Simplesmente não tem a ver comigo, mas sim com a produção. Porque o cinema é arte e também indústria, e para fazê-lo é preciso dinheiro, então arranjei quem o financiasse e esses mesmos produtores querem o seu dinheiro de volta. É assim que funciona, trata-se de um produto, não se pode divulgar gratuitamente na internet, essas pessoas [produtores] querem a sua “fatia“. Obviamente que para mim, enquanto realizador, é preferível partilhar os meus filmes de maneira que todos possam vê-los.
Foi curioso referir o seu filme como produto, por norma os realizadores evitam esse mesmo adjetivo.

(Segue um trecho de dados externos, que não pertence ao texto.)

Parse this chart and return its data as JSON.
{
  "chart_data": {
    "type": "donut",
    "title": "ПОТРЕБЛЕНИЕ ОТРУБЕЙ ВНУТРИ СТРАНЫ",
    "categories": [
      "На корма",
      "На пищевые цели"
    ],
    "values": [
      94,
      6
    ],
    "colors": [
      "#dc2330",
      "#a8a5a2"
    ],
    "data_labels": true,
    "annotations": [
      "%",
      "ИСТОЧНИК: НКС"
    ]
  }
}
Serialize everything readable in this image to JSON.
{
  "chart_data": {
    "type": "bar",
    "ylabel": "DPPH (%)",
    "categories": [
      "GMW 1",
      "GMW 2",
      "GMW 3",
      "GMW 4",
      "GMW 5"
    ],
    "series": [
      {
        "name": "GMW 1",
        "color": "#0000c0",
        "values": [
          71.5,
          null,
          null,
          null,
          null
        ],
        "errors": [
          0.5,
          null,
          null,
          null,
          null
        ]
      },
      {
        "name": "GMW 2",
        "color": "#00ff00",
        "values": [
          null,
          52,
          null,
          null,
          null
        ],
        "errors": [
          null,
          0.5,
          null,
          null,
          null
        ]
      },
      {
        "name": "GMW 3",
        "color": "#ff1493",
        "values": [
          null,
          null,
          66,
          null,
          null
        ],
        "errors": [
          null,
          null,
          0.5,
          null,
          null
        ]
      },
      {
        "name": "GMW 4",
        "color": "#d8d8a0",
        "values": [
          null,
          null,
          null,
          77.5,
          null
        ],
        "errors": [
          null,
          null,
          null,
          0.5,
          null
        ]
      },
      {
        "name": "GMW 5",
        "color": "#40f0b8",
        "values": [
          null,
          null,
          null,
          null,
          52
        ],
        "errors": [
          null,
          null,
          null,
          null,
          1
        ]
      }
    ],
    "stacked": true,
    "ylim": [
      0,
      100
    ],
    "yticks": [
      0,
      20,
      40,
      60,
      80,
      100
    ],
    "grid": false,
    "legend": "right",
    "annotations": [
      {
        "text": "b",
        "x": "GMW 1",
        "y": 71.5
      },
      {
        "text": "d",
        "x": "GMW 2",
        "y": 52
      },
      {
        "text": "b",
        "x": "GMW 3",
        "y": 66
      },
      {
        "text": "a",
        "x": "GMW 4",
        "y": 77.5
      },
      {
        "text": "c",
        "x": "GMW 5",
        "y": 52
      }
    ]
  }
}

O problema do cinema é que ela é uma indústria. Político, autoral, etc, faz tudo parte da indústria. Como eu fiz muitos filmes sem dinheiro, os festivais sempre foram importantes para a divulgação dos meus filmes, exceto, obviamente, a internet. Mas quando iniciei não havia internet e mesmo assim ela não é suficiente. Por exemplo, eu próprio não gosto de ver filmes na internet, prefiro ir a um cinema ou até mesmo ter um DVD. Mas como realizador preciso de ir a todo o lado. É um preço a pagar para quem deseja fazer filmes.
E quanto a novos projetos?
Vou apostar num filme de ficção acerca de Hiroxima.
Ficção? Quer falar melhor sobre esse projeto?
De certa maneira será uma metáfora sobre o que Hiroxima “aprendeu“. Passei algum tempo na cidade, em preparações para o meu “200,000 Phantoms”, ouvi os seus habitantes, os sobreviventes da catástrofe, os testemunhos. Com tal experiência senti-me mais livre, o facto de ter em minha posse este tipo de História e o conhecimento gerado por este. Uma História preciosa, e igualmente frágil, porque os sobreviventes tentam lutar para serem felizes, mesmo tendo em conta tudo aquilo que passaram. Ou seja, terem a possibilidade de serem felizes, combatendo tudo aquilo que poderá destruir o mundo. Este filme trará não uma questão política, mas sim de como lidamos com o tempo.